As the war moved into Europe she became increasingly active as a battlefield nurse. Among her duties was a morbid form of triage: she actually assigned precedence to wounded soldiers awaiting surgeons based not on the extent of their injuries but on such factors as who would take the least amount of time. For example: soldier A is seriously wounded and will die without surgery, but surgery could probably save him- however, it would take two surgeons several hours to operate on him during which time Soldiers B and C would possibly die, Soldier D (who requires a two hour procedure) would almost certainly die, Soldiers E & F would lose limbs, and Soldiers G, H, I and J who arent’ that seriously injured can be quickly patched up and sent back to the front in a few days where they can help their desperately outnumbered comrades. She literally sent men to their death who could have been saved in interest of “the greater good” and she felt tremendous guilt over it. This was why she vowed that when the war ended she would do all in her power to help everybody have as painless and peaceful a death as possible, and she founded hospices all over the world to achieve this purpose.

But her most incredible story:

She was in a village in Eastern Europe ruled by a Nazi official notorious even among other Nazis for his bararity. In the town square there were literally crosses on which resistance members had literally been crucified. Dr. Gordon was being sought for by the Nazis and she had equipment for a radio for the resistance on her person (that alone was punishable by death) when Nazi tanks sealed off each end of the street she was on. She took refuge in a house with a terrified family she didn’t know. The gestapo officer in charge ordered the death of every man in every odd numbered house for starters and then the searching of the others.

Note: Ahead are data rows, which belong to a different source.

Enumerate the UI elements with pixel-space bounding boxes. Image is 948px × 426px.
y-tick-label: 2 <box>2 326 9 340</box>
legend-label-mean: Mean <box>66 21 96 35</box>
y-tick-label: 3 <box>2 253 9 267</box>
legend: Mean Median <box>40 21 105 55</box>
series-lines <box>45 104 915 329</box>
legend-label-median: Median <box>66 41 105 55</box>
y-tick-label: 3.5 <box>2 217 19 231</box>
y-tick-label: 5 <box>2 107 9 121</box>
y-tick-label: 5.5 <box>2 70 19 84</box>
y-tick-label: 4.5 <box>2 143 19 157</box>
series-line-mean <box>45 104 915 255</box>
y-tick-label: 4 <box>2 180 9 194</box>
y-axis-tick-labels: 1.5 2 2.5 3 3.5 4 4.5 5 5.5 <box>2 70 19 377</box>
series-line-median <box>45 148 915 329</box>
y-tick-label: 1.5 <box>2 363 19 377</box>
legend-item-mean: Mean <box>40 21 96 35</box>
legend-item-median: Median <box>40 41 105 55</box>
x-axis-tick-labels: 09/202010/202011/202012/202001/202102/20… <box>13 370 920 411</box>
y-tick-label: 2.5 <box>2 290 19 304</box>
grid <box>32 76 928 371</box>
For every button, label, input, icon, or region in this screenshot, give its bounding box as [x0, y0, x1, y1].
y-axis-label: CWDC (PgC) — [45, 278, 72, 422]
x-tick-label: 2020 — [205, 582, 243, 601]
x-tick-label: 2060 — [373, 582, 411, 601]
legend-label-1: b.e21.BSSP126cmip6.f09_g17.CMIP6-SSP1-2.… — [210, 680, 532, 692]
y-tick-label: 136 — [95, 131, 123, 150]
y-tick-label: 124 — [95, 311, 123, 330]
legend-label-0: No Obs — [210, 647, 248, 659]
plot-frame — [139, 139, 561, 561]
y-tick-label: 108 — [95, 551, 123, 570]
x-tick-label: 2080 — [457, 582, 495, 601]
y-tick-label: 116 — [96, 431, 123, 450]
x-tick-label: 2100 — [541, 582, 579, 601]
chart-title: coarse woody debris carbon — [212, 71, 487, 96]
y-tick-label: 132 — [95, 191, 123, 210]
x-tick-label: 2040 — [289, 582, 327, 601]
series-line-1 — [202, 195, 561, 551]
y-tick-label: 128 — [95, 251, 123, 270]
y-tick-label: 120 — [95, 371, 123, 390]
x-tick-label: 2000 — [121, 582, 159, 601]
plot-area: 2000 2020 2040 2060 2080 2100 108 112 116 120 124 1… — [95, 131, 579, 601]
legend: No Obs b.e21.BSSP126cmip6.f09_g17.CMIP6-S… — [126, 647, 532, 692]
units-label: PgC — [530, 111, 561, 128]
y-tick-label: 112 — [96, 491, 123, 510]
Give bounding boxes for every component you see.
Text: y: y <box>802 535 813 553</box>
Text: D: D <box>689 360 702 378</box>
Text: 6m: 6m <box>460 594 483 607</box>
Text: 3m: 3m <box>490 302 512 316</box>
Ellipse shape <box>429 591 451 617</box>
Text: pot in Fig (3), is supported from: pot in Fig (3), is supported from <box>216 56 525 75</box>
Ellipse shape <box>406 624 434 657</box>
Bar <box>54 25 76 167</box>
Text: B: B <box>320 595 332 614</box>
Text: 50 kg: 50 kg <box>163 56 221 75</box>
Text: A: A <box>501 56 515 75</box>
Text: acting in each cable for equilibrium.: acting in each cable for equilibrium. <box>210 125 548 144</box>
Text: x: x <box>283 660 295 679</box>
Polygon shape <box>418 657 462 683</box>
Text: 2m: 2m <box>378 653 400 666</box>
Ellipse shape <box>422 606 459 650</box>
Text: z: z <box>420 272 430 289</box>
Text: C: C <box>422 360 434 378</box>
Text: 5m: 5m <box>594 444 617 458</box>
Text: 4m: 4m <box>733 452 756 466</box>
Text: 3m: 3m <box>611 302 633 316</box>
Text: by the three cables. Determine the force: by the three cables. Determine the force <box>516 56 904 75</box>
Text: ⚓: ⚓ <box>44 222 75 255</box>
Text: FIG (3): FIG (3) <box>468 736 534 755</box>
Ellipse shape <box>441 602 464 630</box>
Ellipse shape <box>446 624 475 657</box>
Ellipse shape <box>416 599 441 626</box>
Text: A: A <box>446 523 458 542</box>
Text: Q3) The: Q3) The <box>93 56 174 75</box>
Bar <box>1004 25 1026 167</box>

She sat holding a screaming child from the family whose house she was in- there was no real hiding place. She heard shots, doors being kicked in, people screaming, the wailing of a mother whose children had been killed in front of her a few doors down, breaking dishes and wanton destruction and cruelty and cursing in German, more gunshots, and finally the inevitable- the door of the house she was in being broken down. The family was taken away and she was held by German soldiers who found the radio equipment and began beating her, calling her every kind of b!tch and cnt and whre as they did so and she knew that she was going to be tortured to death.

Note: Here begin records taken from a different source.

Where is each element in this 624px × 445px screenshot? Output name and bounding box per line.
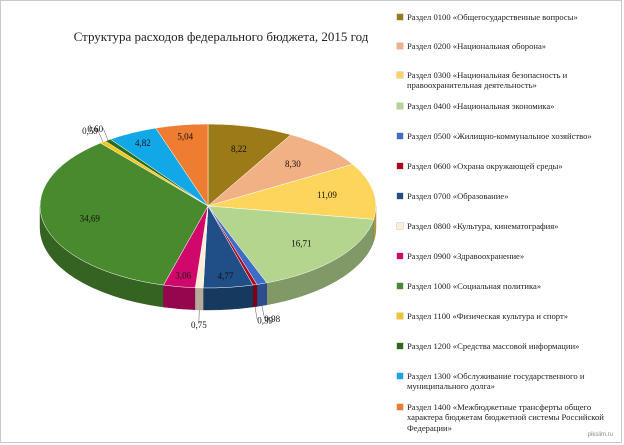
legend-swatch bbox=[397, 223, 403, 229]
pie-side-7 bbox=[202, 284, 254, 311]
legend-swatch bbox=[397, 404, 403, 410]
data-label-4: 16,71 bbox=[291, 239, 311, 249]
legend-label: Раздел 1000 «Социальная политика» bbox=[407, 281, 542, 291]
legend-item-1: Раздел 0100 «Общегосударственные вопросы… bbox=[397, 12, 619, 22]
legend-swatch bbox=[397, 43, 403, 49]
legend-label: Раздел 0400 «Национальная экономика» bbox=[407, 101, 555, 111]
pie-slice-2 bbox=[207, 134, 354, 207]
legend-item-6: Раздел 0600 «Охрана окружающей среды» bbox=[397, 161, 619, 171]
legend-item-7: Раздел 0700 «Образование» bbox=[397, 191, 619, 201]
data-label-9: 3,06 bbox=[175, 270, 191, 280]
leader-line-12 bbox=[102, 128, 109, 141]
pie-chart: 8,22 8,30 11,09 16,71 0,980,39 4,77 0,75 3,06 34… bbox=[39, 123, 377, 330]
legend-swatch bbox=[397, 103, 403, 109]
data-label-3: 11,09 bbox=[317, 190, 337, 200]
pie-side-6 bbox=[252, 284, 258, 308]
legend-item-9: Раздел 0900 «Здравоохранение» bbox=[397, 251, 619, 261]
legend-label: Раздел 0800 «Культура, кинематография» bbox=[407, 221, 559, 231]
legend-item-8: Раздел 0800 «Культура, кинематография» bbox=[397, 221, 619, 231]
legend-label: Раздел 1100 «Физическая культура и спорт… bbox=[407, 311, 569, 321]
legend-swatch bbox=[397, 72, 403, 78]
legend-item-10: Раздел 1000 «Социальная политика» bbox=[397, 281, 619, 291]
legend-label: Раздел 1400 «Межбюджетные трансферты общ… bbox=[407, 402, 604, 433]
legend-item-4: Раздел 0400 «Национальная экономика» bbox=[397, 101, 619, 111]
legend-item-5: Раздел 0500 «Жилищно-коммунальное хозяйс… bbox=[397, 131, 619, 141]
watermark: pikslim.ru bbox=[587, 432, 613, 438]
leader-line-5 bbox=[261, 305, 265, 318]
legend-item-14: Раздел 1400 «Межбюджетные трансферты общ… bbox=[397, 402, 619, 433]
data-label-10: 34,69 bbox=[80, 213, 101, 223]
legend-item-12: Раздел 1200 «Средства массовой информаци… bbox=[397, 341, 619, 351]
legend-swatch bbox=[397, 163, 403, 169]
legend-swatch bbox=[397, 193, 403, 199]
legend-item-13: Раздел 1300 «Обслуживание государственно… bbox=[397, 371, 619, 392]
legend-item-11: Раздел 1100 «Физическая культура и спорт… bbox=[397, 311, 619, 321]
pie-slice-1 bbox=[207, 123, 292, 207]
legend-label: Раздел 0900 «Здравоохранение» bbox=[407, 251, 525, 261]
data-label-14: 5,04 bbox=[177, 131, 193, 141]
legend-item-3: Раздел 0300 «Национальная безопасность и… bbox=[397, 70, 619, 91]
legend-label: Раздел 0200 «Национальная оборона» bbox=[407, 41, 547, 51]
pie-slice-3 bbox=[207, 164, 377, 220]
legend-swatch bbox=[397, 133, 403, 139]
pie-side-5 bbox=[256, 282, 267, 307]
data-label-5: 0,98 bbox=[264, 314, 280, 324]
leader-line-6 bbox=[254, 306, 258, 320]
legend-swatch bbox=[397, 253, 403, 259]
legend-swatch bbox=[397, 373, 403, 379]
legend-label: Раздел 0700 «Образование» bbox=[407, 191, 509, 201]
pie-side-9 bbox=[163, 284, 196, 310]
data-label-1: 8,22 bbox=[231, 144, 247, 154]
chart-title: Структура расходов федерального бюджета,… bbox=[73, 29, 369, 44]
data-label-12: 0,60 bbox=[87, 124, 103, 134]
data-label-8: 0,75 bbox=[191, 320, 207, 330]
legend-swatch bbox=[397, 14, 403, 20]
legend-label: Раздел 0300 «Национальная безопасность и… bbox=[407, 70, 568, 91]
legend-label: Раздел 0100 «Общегосударственные вопросы… bbox=[407, 12, 578, 22]
legend-swatch bbox=[397, 343, 403, 349]
legend-label: Раздел 1300 «Обслуживание государственно… bbox=[407, 371, 585, 392]
legend-label: Раздел 1200 «Средства массовой информаци… bbox=[407, 341, 580, 351]
legend-label: Раздел 0600 «Охрана окружающей среды» bbox=[407, 161, 563, 171]
legend-swatch bbox=[397, 283, 403, 289]
data-label-11: 0,59 bbox=[82, 126, 98, 136]
leader-line-11 bbox=[97, 130, 104, 143]
legend-item-2: Раздел 0200 «Национальная оборона» bbox=[397, 41, 619, 51]
pie-side-8 bbox=[195, 287, 204, 311]
legend-swatch bbox=[397, 313, 403, 319]
pie-slice-4 bbox=[207, 205, 375, 284]
pie-slice-10 bbox=[39, 142, 209, 286]
data-label-6: 0,39 bbox=[257, 315, 273, 325]
data-label-2: 8,30 bbox=[285, 159, 301, 169]
pie-slice-14 bbox=[155, 123, 209, 207]
data-label-7: 4,77 bbox=[218, 271, 234, 281]
data-label-13: 4,82 bbox=[135, 138, 151, 148]
legend-label: Раздел 0500 «Жилищно-коммунальное хозяйс… bbox=[407, 131, 592, 141]
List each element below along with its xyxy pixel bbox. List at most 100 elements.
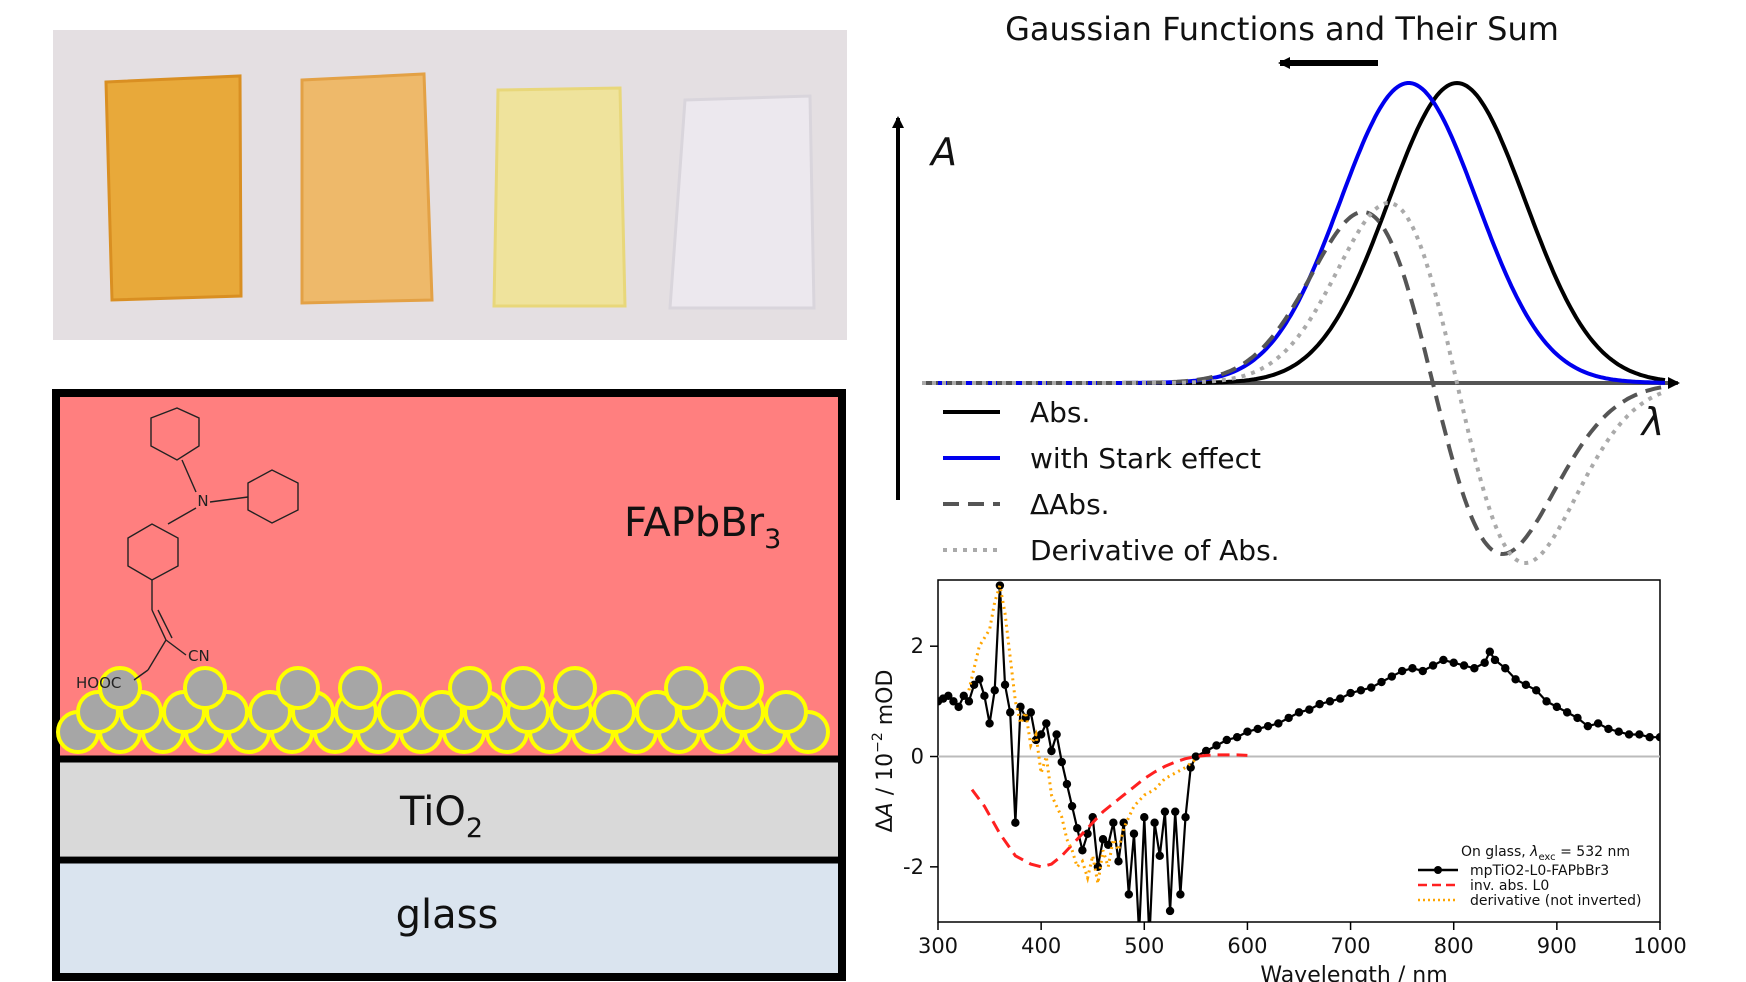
chart-title: Gaussian Functions and Their Sum bbox=[1005, 10, 1559, 48]
data-point bbox=[1062, 779, 1072, 789]
data-point bbox=[1521, 680, 1531, 690]
x-tick-label: 1000 bbox=[1633, 934, 1686, 958]
data-point bbox=[1562, 708, 1572, 717]
x-tick-label: 900 bbox=[1537, 934, 1577, 958]
data-point bbox=[1160, 807, 1170, 816]
data-point bbox=[1294, 708, 1304, 717]
x-axis-label: λ bbox=[1640, 400, 1665, 444]
data-point bbox=[1315, 699, 1324, 709]
data-point bbox=[1428, 661, 1438, 670]
data-point bbox=[1042, 719, 1051, 728]
tio2-nanoparticle bbox=[553, 666, 597, 710]
data-point bbox=[1073, 824, 1082, 833]
y-tick-label: 2 bbox=[911, 634, 924, 658]
data-point bbox=[1573, 713, 1582, 723]
data-point bbox=[1098, 835, 1108, 844]
device-schematic: N CN HOOC FAPbBr3 TiO2 glass bbox=[52, 389, 846, 981]
glass-layer bbox=[56, 860, 842, 977]
tio2-nanoparticle bbox=[377, 690, 421, 734]
bond bbox=[209, 496, 249, 503]
data-point bbox=[1011, 818, 1020, 827]
data-point bbox=[1006, 708, 1015, 717]
data-point bbox=[1397, 666, 1407, 676]
data-point bbox=[1083, 829, 1092, 838]
data-point bbox=[1165, 906, 1175, 916]
perovskite-label: FAPbBr3 bbox=[624, 500, 781, 555]
tio2-nanoparticle bbox=[248, 690, 292, 734]
data-point bbox=[1604, 724, 1613, 734]
data-point bbox=[1655, 733, 1660, 742]
x-tick-label: 600 bbox=[1227, 934, 1267, 958]
data-point bbox=[1119, 818, 1128, 827]
data-point bbox=[1124, 890, 1134, 899]
tio2-nanoparticle bbox=[592, 690, 636, 734]
tio2-layer bbox=[56, 759, 842, 856]
data-point bbox=[1000, 680, 1010, 690]
data-point bbox=[1057, 757, 1066, 767]
data-point bbox=[1114, 857, 1123, 866]
legend-title: On glass, λexc = 532 nm bbox=[1461, 844, 1630, 863]
series-lines bbox=[938, 581, 1660, 922]
data-point bbox=[969, 680, 979, 690]
legend-label: with Stark effect bbox=[1030, 442, 1261, 475]
axis-ticks: 300 400 500 600 700 800 900 1000 2 0 -2 bbox=[903, 634, 1687, 958]
tio2-nanoparticle bbox=[501, 666, 545, 710]
phenyl-ring bbox=[127, 523, 179, 581]
film-sample bbox=[300, 72, 434, 305]
data-point bbox=[1305, 705, 1314, 714]
data-point bbox=[1490, 655, 1500, 665]
series-line bbox=[938, 585, 1660, 922]
data-point bbox=[964, 697, 974, 706]
x-tick-label: 800 bbox=[1434, 934, 1474, 958]
data-point bbox=[1155, 851, 1164, 861]
gaussian-legend: Abs. with Stark effect ΔAbs. Derivative of … bbox=[943, 396, 1280, 567]
data-point bbox=[1284, 713, 1293, 723]
data-point bbox=[1047, 746, 1056, 756]
ta-legend: On glass, λexc = 532 nm mpTiO2-L0-FAPbBr… bbox=[1418, 844, 1641, 909]
y-tick-label: -2 bbox=[903, 855, 924, 879]
data-point bbox=[1201, 746, 1211, 756]
photo-samples bbox=[104, 72, 816, 310]
data-point bbox=[1645, 733, 1654, 742]
data-point bbox=[1485, 647, 1495, 656]
data-point bbox=[944, 691, 953, 701]
data-point bbox=[985, 719, 994, 728]
bond bbox=[157, 609, 173, 639]
tio2-nanoparticle bbox=[98, 666, 142, 710]
bond bbox=[181, 459, 197, 493]
bond bbox=[147, 639, 167, 671]
data-point bbox=[975, 675, 984, 684]
data-point bbox=[1140, 812, 1149, 822]
nitrile-label: CN bbox=[188, 647, 210, 665]
dye-molecule-structure bbox=[127, 407, 299, 681]
sample-photo bbox=[53, 30, 847, 340]
data-point bbox=[1367, 683, 1376, 692]
data-point bbox=[1635, 730, 1644, 739]
data-point bbox=[1325, 697, 1335, 706]
amine-label: N bbox=[197, 492, 208, 510]
gaussian-curve bbox=[922, 201, 1666, 565]
data-point bbox=[1480, 658, 1489, 667]
glass-label: glass bbox=[396, 892, 499, 938]
data-point bbox=[1387, 672, 1397, 681]
acid-label: HOOC bbox=[76, 674, 121, 692]
data-point bbox=[1583, 721, 1593, 731]
bond bbox=[133, 669, 149, 681]
tio2-nanoparticle bbox=[338, 666, 382, 710]
x-tick-label: 700 bbox=[1331, 934, 1371, 958]
data-point bbox=[949, 697, 958, 706]
gaussian-curves bbox=[922, 80, 1666, 565]
data-point bbox=[1263, 721, 1273, 731]
tio2-nanoparticle bbox=[720, 666, 764, 710]
legend-label: ΔAbs. bbox=[1030, 488, 1110, 521]
data-point bbox=[1129, 829, 1139, 838]
tio2-nanoparticle bbox=[664, 666, 708, 710]
ta-chart: 300 400 500 600 700 800 900 1000 2 0 -2 Wavelength… bbox=[870, 579, 1687, 982]
data-point bbox=[1191, 752, 1201, 761]
data-point bbox=[1511, 675, 1520, 684]
tio2-nanoparticle bbox=[420, 690, 464, 734]
legend-label: Abs. bbox=[1030, 396, 1090, 429]
bond bbox=[151, 609, 167, 641]
data-point bbox=[1052, 730, 1061, 739]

Her eyes were filled with blood and tears when the gestapo official who had ordered the killings and the crucifixions came into the house. He grabbed her face, looked at her, and reached for his gunbelt and she was relieved: he’s going to shoot me in the head- I’m going to die fast.

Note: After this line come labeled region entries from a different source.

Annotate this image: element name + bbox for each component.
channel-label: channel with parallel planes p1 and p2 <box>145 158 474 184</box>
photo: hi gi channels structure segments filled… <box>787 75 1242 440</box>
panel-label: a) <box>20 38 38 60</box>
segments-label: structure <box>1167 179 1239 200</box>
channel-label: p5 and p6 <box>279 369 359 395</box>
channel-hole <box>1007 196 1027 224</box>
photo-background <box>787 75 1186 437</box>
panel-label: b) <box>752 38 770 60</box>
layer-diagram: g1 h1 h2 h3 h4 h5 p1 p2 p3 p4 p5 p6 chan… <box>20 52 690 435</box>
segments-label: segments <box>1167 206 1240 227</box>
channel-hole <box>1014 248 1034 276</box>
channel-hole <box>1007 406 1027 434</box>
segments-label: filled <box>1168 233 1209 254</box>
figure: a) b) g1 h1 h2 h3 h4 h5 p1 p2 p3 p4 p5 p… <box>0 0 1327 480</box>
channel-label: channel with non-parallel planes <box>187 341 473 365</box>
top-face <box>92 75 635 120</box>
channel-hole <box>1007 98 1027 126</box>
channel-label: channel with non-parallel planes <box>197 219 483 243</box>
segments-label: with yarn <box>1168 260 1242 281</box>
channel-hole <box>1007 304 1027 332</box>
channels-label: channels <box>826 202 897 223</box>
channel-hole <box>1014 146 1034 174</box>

He didn’t reach for his gun but rather a kerchief which he used to wipe the blood and tears from her face. He examined her, pulled her to her feet, barked some orders to his men, and tossed her out the door saying “Get out of here! I’m giving you back your London Sunday morning bells.” Needless to say, it was the German diplomat’s son who she had saved and who had become a brutal bastard who saved her life.

Anyway, if I were a Spielberg or a Howard or a Scorcese, I would fly Eve’s children first class to whereever I was and ask for any stories like these, and of course if the movie was a smash success I’d endow hospices with part of the profits.

The William Desmond Taylor murder needs to be a movie.

There has yet to be a great film treatment of Sarah Bernhardt’s life (Glenda Jackson was in a very lackluster telling in the 70s, but the Divine Sarah deserves better).

Alexander the Great as the subject of a miniseries would work far better than as a movie.

Monica-gate would make a great film.